Along with the score on the Iowa test, a TAG child must meet certain “characteristic” requirements (as determined by the child’s third-grade teacher) and must be recommended for the program by the teacher and a committee at the school.

The selection procedure makes allowances for teacher advocacy: With support from an enthusiastic teacher, a child with potential alone can be recommended and accepted into TAG. Children whose test scores were not high can therefore be accepted, which opens the door for parent advocacy -parents putting pressure on teachers to get their children into the program.

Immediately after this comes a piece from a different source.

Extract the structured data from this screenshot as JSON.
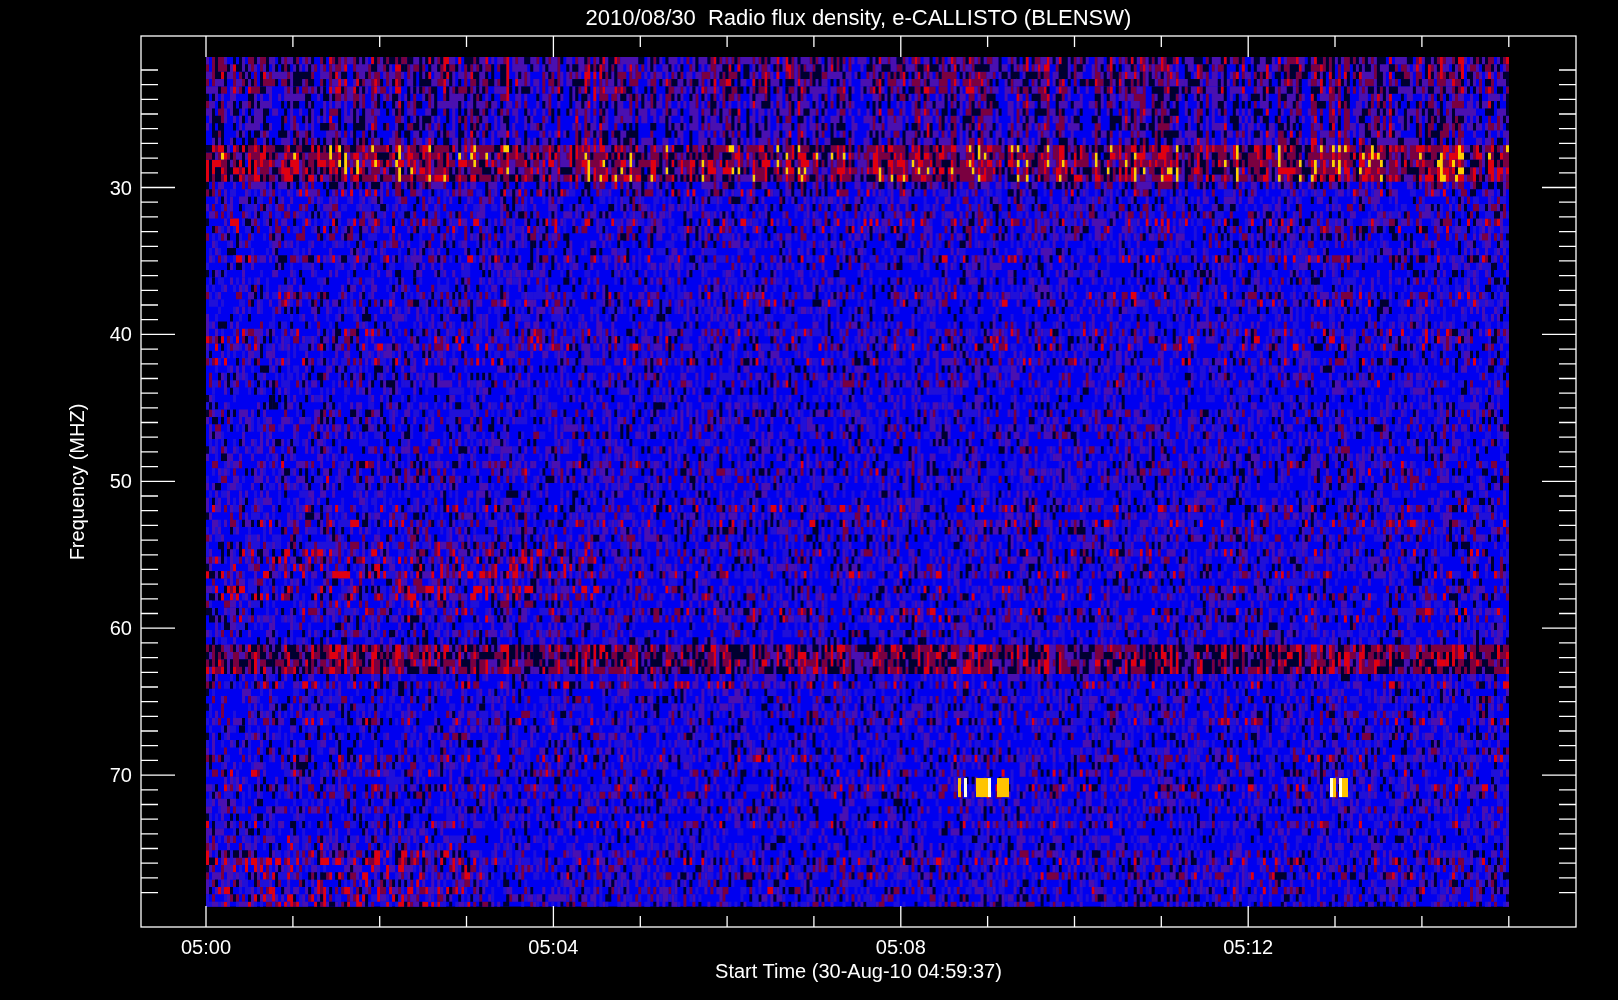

The exceptions to the broadly based program are the TAG programs established at Polk elementary and Spence middle schools. At these schools children must score two years ahead of their level to be placed in the program. The TAG programs at these schools are sought after by white parents who see them as prestigious as well as worthwhile. They are also self-contained-schools within schools. It hardly matters that the school sites are predominantly black.

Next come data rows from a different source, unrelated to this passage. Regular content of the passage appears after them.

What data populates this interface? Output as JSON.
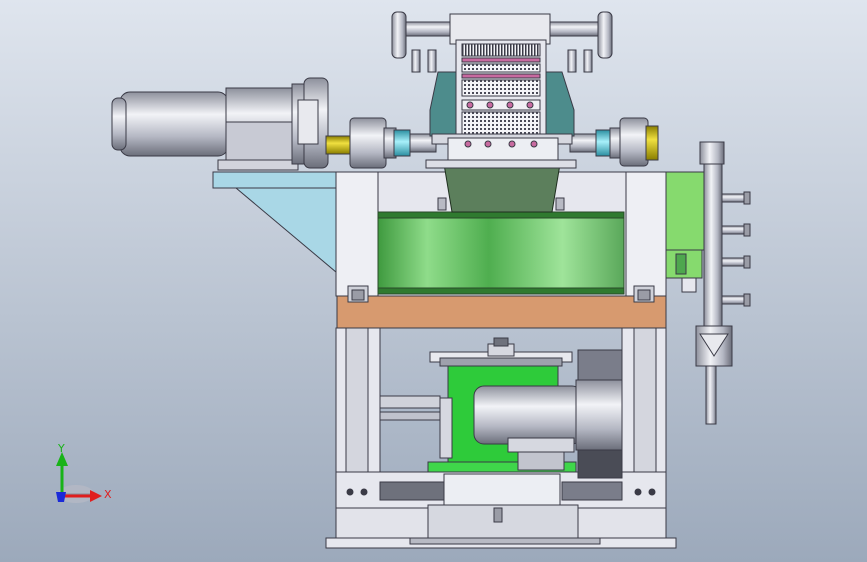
{
  "viewport": {
    "background_top": "#dfe5ee",
    "background_bottom": "#9ca9bb"
  },
  "colors": {
    "frame": "#e6e7ee",
    "frame_edge": "#3a3a46",
    "metal": "#b9bcc8",
    "metal_dark": "#7c7f8c",
    "drum_green": "#7fd07a",
    "hopper_green": "#5c7f5c",
    "motor_green": "#2ecb3a",
    "side_green": "#86da6e",
    "plate_orange": "#d79a6f",
    "wedge_blue": "#a9d7e6",
    "shaft_yellow": "#d6c400",
    "coupling_cyan": "#5ad7e6",
    "housing_teal": "#4d8c8c",
    "grille_pink": "#c86aa0"
  },
  "triad": {
    "y_label": "Y",
    "x_label": "X",
    "y_color": "#18b318",
    "x_color": "#e01e1e",
    "z_color": "#1a2ad8",
    "x_icon": "x-axis-arrow-icon",
    "y_icon": "y-axis-arrow-icon",
    "z_icon": "z-axis-arrow-icon"
  }
}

TWO YEARS AGO I experienced firsthand how TAG can work as a desegregation tool. During the fall conference of my child’s third-grade class, the question was posed to parents by her teacher, “What are you going to do about next year?”

I was new to Dallas, still coping with the on-ramps to Central Expressway and putting food on the table. I had not considered “next year” as something I needed to think about.

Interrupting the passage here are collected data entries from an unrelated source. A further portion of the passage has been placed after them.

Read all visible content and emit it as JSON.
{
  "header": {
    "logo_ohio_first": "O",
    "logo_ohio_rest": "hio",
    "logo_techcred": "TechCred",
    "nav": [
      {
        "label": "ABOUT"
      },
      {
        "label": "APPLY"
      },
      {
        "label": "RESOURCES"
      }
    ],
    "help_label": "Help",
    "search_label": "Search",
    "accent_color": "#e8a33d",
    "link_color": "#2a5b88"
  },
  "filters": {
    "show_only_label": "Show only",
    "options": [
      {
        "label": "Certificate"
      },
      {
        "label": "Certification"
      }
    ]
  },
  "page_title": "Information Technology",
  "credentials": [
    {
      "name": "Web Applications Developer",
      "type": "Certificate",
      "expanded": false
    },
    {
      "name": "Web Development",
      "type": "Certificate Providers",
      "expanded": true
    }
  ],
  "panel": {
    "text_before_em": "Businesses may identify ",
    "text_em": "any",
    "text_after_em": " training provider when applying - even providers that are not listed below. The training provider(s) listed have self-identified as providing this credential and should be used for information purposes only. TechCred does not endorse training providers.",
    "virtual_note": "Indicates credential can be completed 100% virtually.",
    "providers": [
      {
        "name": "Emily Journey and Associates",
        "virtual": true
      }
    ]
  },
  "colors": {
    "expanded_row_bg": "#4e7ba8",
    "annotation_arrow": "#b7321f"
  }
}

That was extremely naive. Next year, Kramer Elementary School children -if they followed the district plan- would be bused to Longfellow Elementary. School personnel, as well as parents, assumed this was a fate everyone wanted to avoid.

In the end, the TAG carrot was not juicy enough for most Kramer parents. Out of our little group that contained 20 students, most parents chose to send their children to a private school. One child was shipped to a private school after her first day at Longfellow, when she discovered she was the only white child in the classroom.

Two years later, only one student out of the original Kramer class remains in the regular program at Longfellow. Another child attends Longfellow in the TAG program. Three children are at Polk. Two attend Preston Hollow (their families moved into that attendance district). The rest are in private schools. Seven out of 20 stayed with the DISD.

Meanwhile, the parents of the children who attend TAG programs grumble about the inconvenience of busing, but have few complaints in the way of education. The TAG program, most agree, is a good one. It is creative, demanding and interesting to its students.

For the first year at Longfellow, my child was in the regular program. It was not a good year. Only threats of immediate danger could pry her out of bed in time for the bus. Homework was either not done or lied about, and her grades were poor.

This year she was “promoted” to TAG. When the notice arrived, I felt almost as giddy as if I had received a bid to a good sorority. The grumbles about the “TAG fags” quickly ceased. And with increased expectations, my child’s work began to improve. Book reports were completed on time; spelling tests were studied for -a certain pride even began to creep into the recounting of the day’s activities. And today my daughter gets up by herself, packs her own lunch and reminds her mother not to oversleep.

As a parent I am delighted with the changes. But common sense tells me this is not the sudden flowering of a heretofore hidden genius. Rather, I think her success has been due to the applications of some basic principles that teachers have told us for years are the foundations of education: smaller classes, individual attention and positive expectations from teachers who still enjoy their jobs.

So let’s continue enrichment programs, but let’s call them “enrichment,” not talented and gifted; that description is not apt, and the district should not be in the business of feeding parental ego. Most of all, we need to learn from TAG and put those lessons into practice in the regular classrooms. It’s simple enough: smaller classes, individual attention and positive expectations from teachers who still enjoy their jobs.